In the century that preceded the age of globalisation, the Thai language underwent a massive upheaval. With the coming of the nation state, bureaucracy, and modern business, the language had to be adapted for expressing many new ideas and composing many new sorts of documents. New words had to be invented for new concepts like state, democracy, document, rights, and so on. The linguists and intellectuals who undertook this task generally turned to Pali/Sanskrit for help. This resulted in a range of words which use Pali/Sanskrit roots but are totally novel.

The enthusiasm for Pali/Sanskrit was not limited to this technical demand for new words. During his travels around the provinces, King Rama V enjoyed renaming places with fancier versions based on Pali/Sanskrit.

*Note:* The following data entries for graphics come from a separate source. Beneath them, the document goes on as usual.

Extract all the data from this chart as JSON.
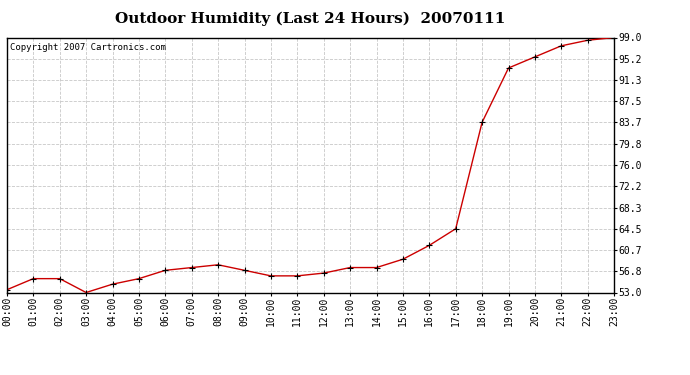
{
  "title": "Outdoor Humidity (Last 24 Hours)  20070111",
  "copyright_text": "Copyright 2007 Cartronics.com",
  "x_labels": [
    "00:00",
    "01:00",
    "02:00",
    "03:00",
    "04:00",
    "05:00",
    "06:00",
    "07:00",
    "08:00",
    "09:00",
    "10:00",
    "11:00",
    "12:00",
    "13:00",
    "14:00",
    "15:00",
    "16:00",
    "17:00",
    "18:00",
    "19:00",
    "20:00",
    "21:00",
    "22:00",
    "23:00"
  ],
  "x_values": [
    0,
    1,
    2,
    3,
    4,
    5,
    6,
    7,
    8,
    9,
    10,
    11,
    12,
    13,
    14,
    15,
    16,
    17,
    18,
    19,
    20,
    21,
    22,
    23
  ],
  "y_values": [
    53.5,
    55.5,
    55.5,
    53.0,
    54.5,
    55.5,
    57.0,
    57.5,
    58.0,
    57.0,
    56.0,
    56.0,
    56.5,
    57.5,
    57.5,
    59.0,
    61.5,
    64.5,
    83.7,
    93.5,
    95.5,
    97.5,
    98.5,
    99.0
  ],
  "y_ticks": [
    53.0,
    56.8,
    60.7,
    64.5,
    68.3,
    72.2,
    76.0,
    79.8,
    83.7,
    87.5,
    91.3,
    95.2,
    99.0
  ],
  "y_tick_labels": [
    "53.0",
    "56.8",
    "60.7",
    "64.5",
    "68.3",
    "72.2",
    "76.0",
    "79.8",
    "83.7",
    "87.5",
    "91.3",
    "95.2",
    "99.0"
  ],
  "ylim": [
    53.0,
    99.0
  ],
  "xlim": [
    0,
    23
  ],
  "line_color": "#cc0000",
  "marker_color": "#000000",
  "background_color": "#ffffff",
  "grid_color": "#c8c8c8",
  "title_fontsize": 11,
  "tick_fontsize": 7,
  "copyright_fontsize": 6.5
}
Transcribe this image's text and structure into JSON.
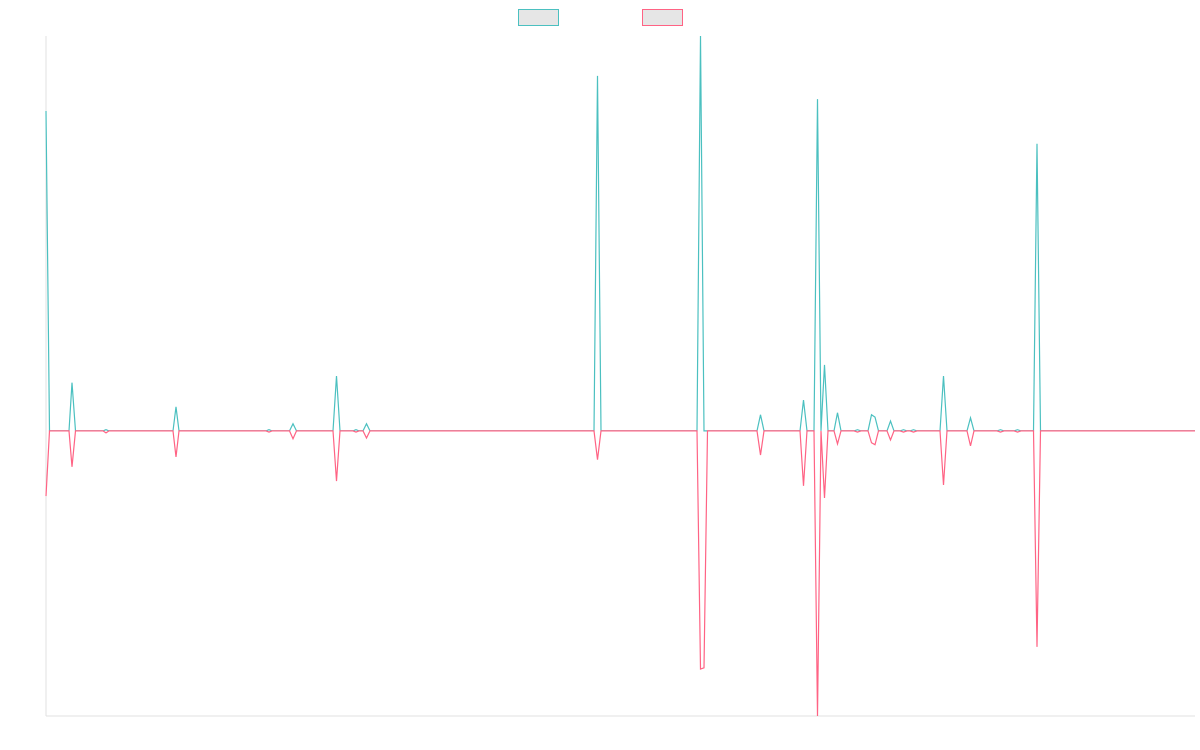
{
  "chart_data": {
    "type": "line",
    "x": [
      0,
      3.5,
      23,
      26,
      29.5,
      57,
      60,
      63,
      127,
      130,
      133,
      220,
      223,
      226,
      243.5,
      247,
      250.5,
      287,
      290.5,
      294,
      307,
      310,
      313,
      317,
      320.5,
      324,
      548,
      551.5,
      555,
      651,
      654.5,
      658,
      661.5,
      711,
      714.5,
      718,
      754,
      757.5,
      761,
      768,
      771.5,
      775,
      778.5,
      782,
      788,
      791.5,
      795,
      808,
      811.5,
      815,
      822,
      825.5,
      829,
      832.5,
      841,
      844.5,
      848,
      854,
      857.5,
      861,
      864,
      867.5,
      871,
      894,
      897.5,
      901,
      921,
      924.5,
      928,
      951,
      954.5,
      958,
      968,
      971.5,
      975,
      987.5,
      991,
      994.5,
      1149
    ],
    "series": [
      {
        "color": "#4bc0c0",
        "values": [
          81,
          0,
          0,
          12.2,
          0,
          0,
          0.3,
          0,
          0,
          6.1,
          0,
          0,
          0.3,
          0,
          0,
          1.8,
          0,
          0,
          13.9,
          0,
          0,
          0.3,
          0,
          0,
          1.8,
          0,
          0,
          89.9,
          0,
          0,
          100,
          0,
          0,
          0,
          4.1,
          0,
          0,
          7.8,
          0,
          0,
          84,
          0,
          16.7,
          0,
          0,
          4.6,
          0,
          0,
          0.3,
          0,
          0,
          4.1,
          3.5,
          0,
          0,
          2.5,
          0,
          0,
          0.3,
          0,
          0,
          0.3,
          0,
          0,
          13.9,
          0,
          0,
          3.3,
          0,
          0,
          0.3,
          0,
          0,
          0.3,
          0,
          0,
          72.7,
          0,
          0
        ]
      },
      {
        "color": "#ff6384",
        "values": [
          -16.5,
          0,
          0,
          -9.1,
          0,
          0,
          -0.5,
          0,
          0,
          -6.6,
          0,
          0,
          -0.3,
          0,
          0,
          -2,
          0,
          0,
          -12.7,
          0,
          0,
          -0.3,
          0,
          0,
          -1.8,
          0,
          0,
          -7.3,
          0,
          0,
          -60.3,
          -60,
          0,
          0,
          -6.1,
          0,
          0,
          -13.9,
          0,
          0,
          -72.2,
          0,
          -17,
          0,
          0,
          -3.3,
          0,
          0,
          -0.3,
          0,
          0,
          -3,
          -3.5,
          0,
          0,
          -2.3,
          0,
          0,
          -0.3,
          0,
          0,
          -0.3,
          0,
          0,
          -13.7,
          0,
          0,
          -3.8,
          0,
          0,
          -0.3,
          0,
          0,
          -0.3,
          0,
          0,
          -54.7,
          0,
          0
        ]
      }
    ],
    "xlim": [
      0,
      1149
    ],
    "ylim": [
      -72.2,
      100
    ]
  }
}
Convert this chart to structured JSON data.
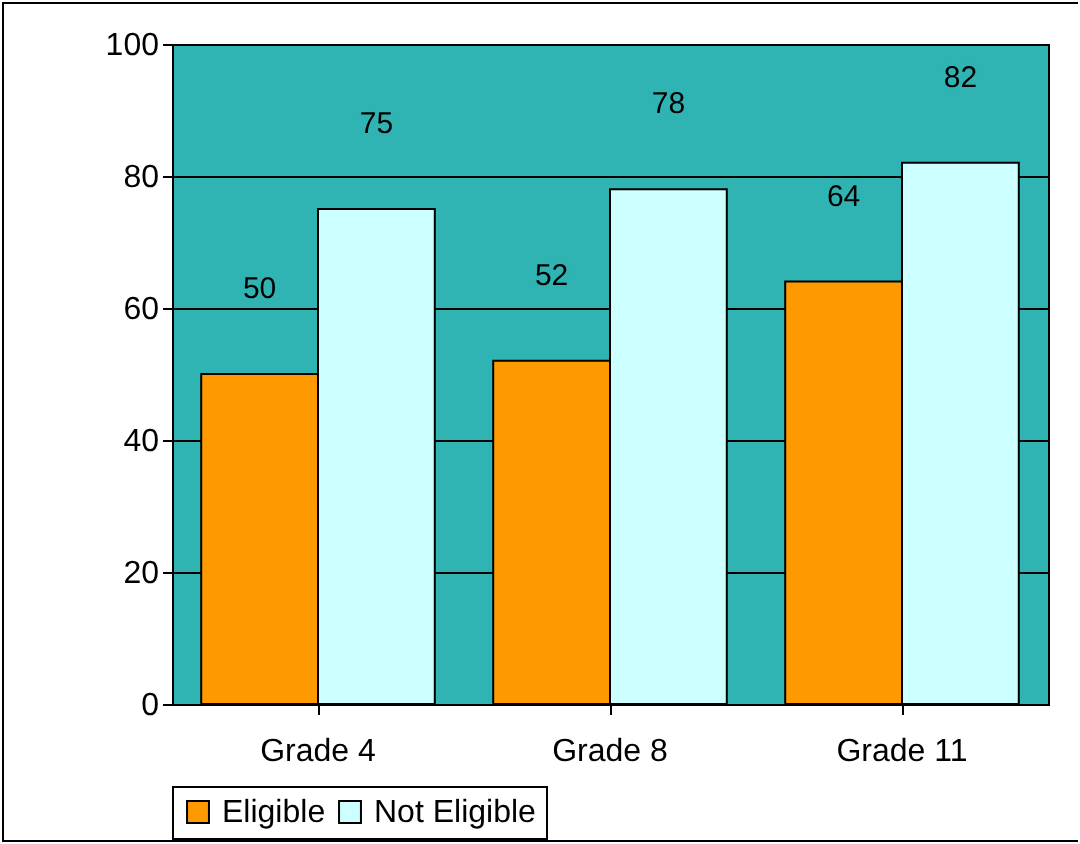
{
  "chart_data": {
    "type": "bar",
    "categories": [
      "Grade 4",
      "Grade 8",
      "Grade 11"
    ],
    "series": [
      {
        "name": "Eligible",
        "color": "#ff9900",
        "values": [
          50,
          52,
          64
        ]
      },
      {
        "name": "Not Eligible",
        "color": "#ccffff",
        "values": [
          75,
          78,
          82
        ]
      }
    ],
    "ylim": [
      0,
      100
    ],
    "yticks": [
      0,
      20,
      40,
      60,
      80,
      100
    ],
    "grid": "y",
    "legend": "bottom",
    "data_labels": true
  }
}
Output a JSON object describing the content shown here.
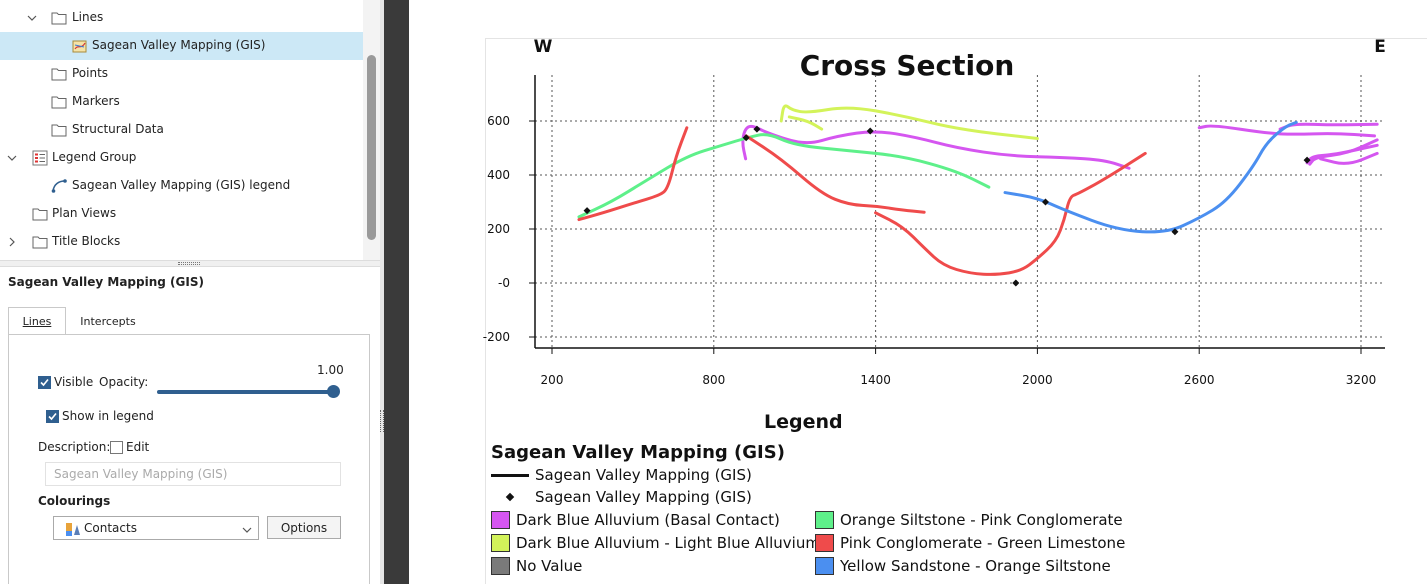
{
  "tree": {
    "items": [
      {
        "label": "Lines",
        "icon": "folder-icon"
      },
      {
        "label": "Sagean Valley Mapping (GIS)",
        "icon": "gis-lines-icon"
      },
      {
        "label": "Points",
        "icon": "folder-icon"
      },
      {
        "label": "Markers",
        "icon": "folder-icon"
      },
      {
        "label": "Structural Data",
        "icon": "folder-icon"
      },
      {
        "label": "Legend Group",
        "icon": "legend-group-icon"
      },
      {
        "label": "Sagean Valley Mapping (GIS) legend",
        "icon": "legend-item-icon"
      },
      {
        "label": "Plan Views",
        "icon": "folder-icon"
      },
      {
        "label": "Title Blocks",
        "icon": "folder-icon"
      }
    ]
  },
  "props": {
    "title": "Sagean Valley Mapping (GIS)",
    "tabs": [
      "Lines",
      "Intercepts"
    ],
    "visible_label": "Visible",
    "opacity_label": "Opacity:",
    "opacity_value": "1.00",
    "opacity": 1.0,
    "show_in_legend_label": "Show in legend",
    "description_label": "Description:",
    "edit_label": "Edit",
    "description_placeholder": "Sagean Valley Mapping (GIS)",
    "colourings_label": "Colourings",
    "colouring_value": "Contacts",
    "options_label": "Options"
  },
  "chart_data": {
    "type": "line",
    "title": "Cross Section",
    "west_label": "W",
    "east_label": "E",
    "xlim": [
      160,
      3260
    ],
    "ylim": [
      -240,
      780
    ],
    "xticks": [
      200,
      800,
      1400,
      2000,
      2600,
      3200
    ],
    "yticks": [
      600,
      400,
      200,
      0,
      -200
    ],
    "ytick_labels": [
      "600",
      "400",
      "200",
      "-0",
      "-200"
    ],
    "grid": true,
    "series": [
      {
        "name": "Dark Blue Alluvium (Basal Contact)",
        "color": "#d556f0",
        "points": [
          [
            918,
            460
          ],
          [
            905,
            520
          ],
          [
            915,
            570
          ],
          [
            940,
            585
          ],
          [
            1000,
            555
          ],
          [
            1140,
            510
          ],
          [
            1260,
            545
          ],
          [
            1400,
            565
          ],
          [
            1550,
            540
          ],
          [
            1700,
            500
          ],
          [
            1900,
            470
          ],
          [
            2100,
            465
          ],
          [
            2250,
            455
          ],
          [
            2340,
            425
          ]
        ]
      },
      {
        "name": "Dark Blue Alluvium (Basal Contact)",
        "color": "#d556f0",
        "points": [
          [
            2600,
            575
          ],
          [
            2650,
            585
          ],
          [
            2850,
            555
          ],
          [
            2950,
            550
          ],
          [
            3100,
            555
          ],
          [
            3250,
            545
          ]
        ]
      },
      {
        "name": "Dark Blue Alluvium (Basal Contact)",
        "color": "#d556f0",
        "points": [
          [
            2900,
            570
          ],
          [
            2950,
            590
          ],
          [
            3100,
            585
          ],
          [
            3260,
            588
          ]
        ]
      },
      {
        "name": "Dark Blue Alluvium (Basal Contact)",
        "color": "#d556f0",
        "points": [
          [
            3000,
            445
          ],
          [
            3020,
            470
          ],
          [
            3100,
            475
          ],
          [
            3260,
            510
          ]
        ]
      },
      {
        "name": "Dark Blue Alluvium (Basal Contact)",
        "color": "#d556f0",
        "points": [
          [
            3010,
            440
          ],
          [
            3030,
            465
          ],
          [
            3150,
            480
          ],
          [
            3260,
            530
          ]
        ]
      },
      {
        "name": "Dark Blue Alluvium (Basal Contact)",
        "color": "#d556f0",
        "points": [
          [
            3050,
            460
          ],
          [
            3150,
            435
          ],
          [
            3260,
            480
          ]
        ]
      },
      {
        "name": "Dark Blue Alluvium - Light Blue Alluvium",
        "color": "#d3f35a",
        "points": [
          [
            1050,
            600
          ],
          [
            1060,
            665
          ],
          [
            1090,
            640
          ],
          [
            1150,
            630
          ],
          [
            1300,
            655
          ],
          [
            1500,
            620
          ],
          [
            1700,
            570
          ],
          [
            2000,
            535
          ]
        ]
      },
      {
        "name": "Dark Blue Alluvium - Light Blue Alluvium",
        "color": "#d3f35a",
        "points": [
          [
            1080,
            615
          ],
          [
            1150,
            600
          ],
          [
            1200,
            570
          ]
        ]
      },
      {
        "name": "Orange Siltstone - Pink Conglomerate",
        "color": "#5ef08a",
        "points": [
          [
            300,
            245
          ],
          [
            420,
            300
          ],
          [
            550,
            380
          ],
          [
            700,
            470
          ],
          [
            830,
            510
          ],
          [
            930,
            540
          ],
          [
            1000,
            555
          ],
          [
            1100,
            510
          ],
          [
            1300,
            490
          ],
          [
            1500,
            470
          ],
          [
            1700,
            415
          ],
          [
            1820,
            355
          ]
        ]
      },
      {
        "name": "Pink Conglomerate - Green Limestone",
        "color": "#ef4b4b",
        "points": [
          [
            300,
            235
          ],
          [
            390,
            260
          ],
          [
            500,
            295
          ],
          [
            600,
            325
          ],
          [
            630,
            350
          ],
          [
            660,
            470
          ],
          [
            700,
            575
          ]
        ]
      },
      {
        "name": "Pink Conglomerate - Green Limestone",
        "color": "#ef4b4b",
        "points": [
          [
            920,
            545
          ],
          [
            1050,
            460
          ],
          [
            1200,
            330
          ],
          [
            1300,
            290
          ],
          [
            1400,
            285
          ],
          [
            1500,
            270
          ],
          [
            1580,
            262
          ]
        ]
      },
      {
        "name": "Pink Conglomerate - Green Limestone",
        "color": "#ef4b4b",
        "points": [
          [
            1400,
            260
          ],
          [
            1500,
            210
          ],
          [
            1580,
            130
          ],
          [
            1650,
            65
          ],
          [
            1750,
            35
          ],
          [
            1850,
            30
          ],
          [
            1940,
            45
          ],
          [
            2000,
            90
          ],
          [
            2070,
            155
          ],
          [
            2100,
            235
          ],
          [
            2120,
            320
          ],
          [
            2150,
            330
          ],
          [
            2250,
            385
          ],
          [
            2400,
            480
          ]
        ]
      },
      {
        "name": "Yellow Sandstone - Orange Siltstone",
        "color": "#4b8ff0",
        "points": [
          [
            1880,
            335
          ],
          [
            2000,
            315
          ],
          [
            2100,
            270
          ],
          [
            2300,
            195
          ],
          [
            2480,
            185
          ],
          [
            2600,
            240
          ],
          [
            2700,
            300
          ],
          [
            2800,
            430
          ],
          [
            2850,
            520
          ],
          [
            2920,
            580
          ],
          [
            2960,
            595
          ]
        ]
      }
    ],
    "markers": [
      [
        330,
        268
      ],
      [
        920,
        538
      ],
      [
        960,
        570
      ],
      [
        1380,
        563
      ],
      [
        2030,
        300
      ],
      [
        1920,
        0
      ],
      [
        2510,
        190
      ],
      [
        3000,
        455
      ]
    ]
  },
  "legend": {
    "title": "Legend",
    "group_title": "Sagean Valley Mapping (GIS)",
    "line_entry": "Sagean Valley Mapping (GIS)",
    "point_entry": "Sagean Valley Mapping (GIS)",
    "swatches": [
      {
        "label": "Dark Blue Alluvium (Basal Contact)",
        "color": "#d556f0"
      },
      {
        "label": "Dark Blue Alluvium - Light Blue Alluvium",
        "color": "#d3f35a"
      },
      {
        "label": "No Value",
        "color": "#7a7a7a"
      },
      {
        "label": "Orange Siltstone - Pink Conglomerate",
        "color": "#5ef08a"
      },
      {
        "label": "Pink Conglomerate - Green Limestone",
        "color": "#ef4b4b"
      },
      {
        "label": "Yellow Sandstone - Orange Siltstone",
        "color": "#4b8ff0"
      }
    ]
  }
}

It became fashionable to adopt personal names which had a Pali/Sanskrit origin. The fashion began among the noble elite, but eventually became conventional for much of the urban population. Indeed, today most of the urban middle class would find it very déclassé to give their children names based on Thai rather than Pali-Sanskrit.

This adoption of Pali/Sanskrit was only one part of a much broader change in Thai over the pre-globalisation century. Grammar, construction, and pronunciation all changed too. These changes were demanded because the language had to be put to new uses. They were shaped by the political and social conditions of the day. The enthusiasm for Pali/Sanskrit was rooted in the royalist nationalism of the era. In the face of western colonialism, the Thai elite turned to an Asian source of “high culture.”

Languages are very sensitive to the world around them. They change because they are constantly being put to new uses. If the Thai language is currently changing very rapidly, it is because the society and its relationship to the outside world are changing very rapidly. The current panic over the language seems to be part of a more general panic over the reduced ability of “the authorities” to impose their will. Should the state interfere in what nicknames parents want to give to their kids?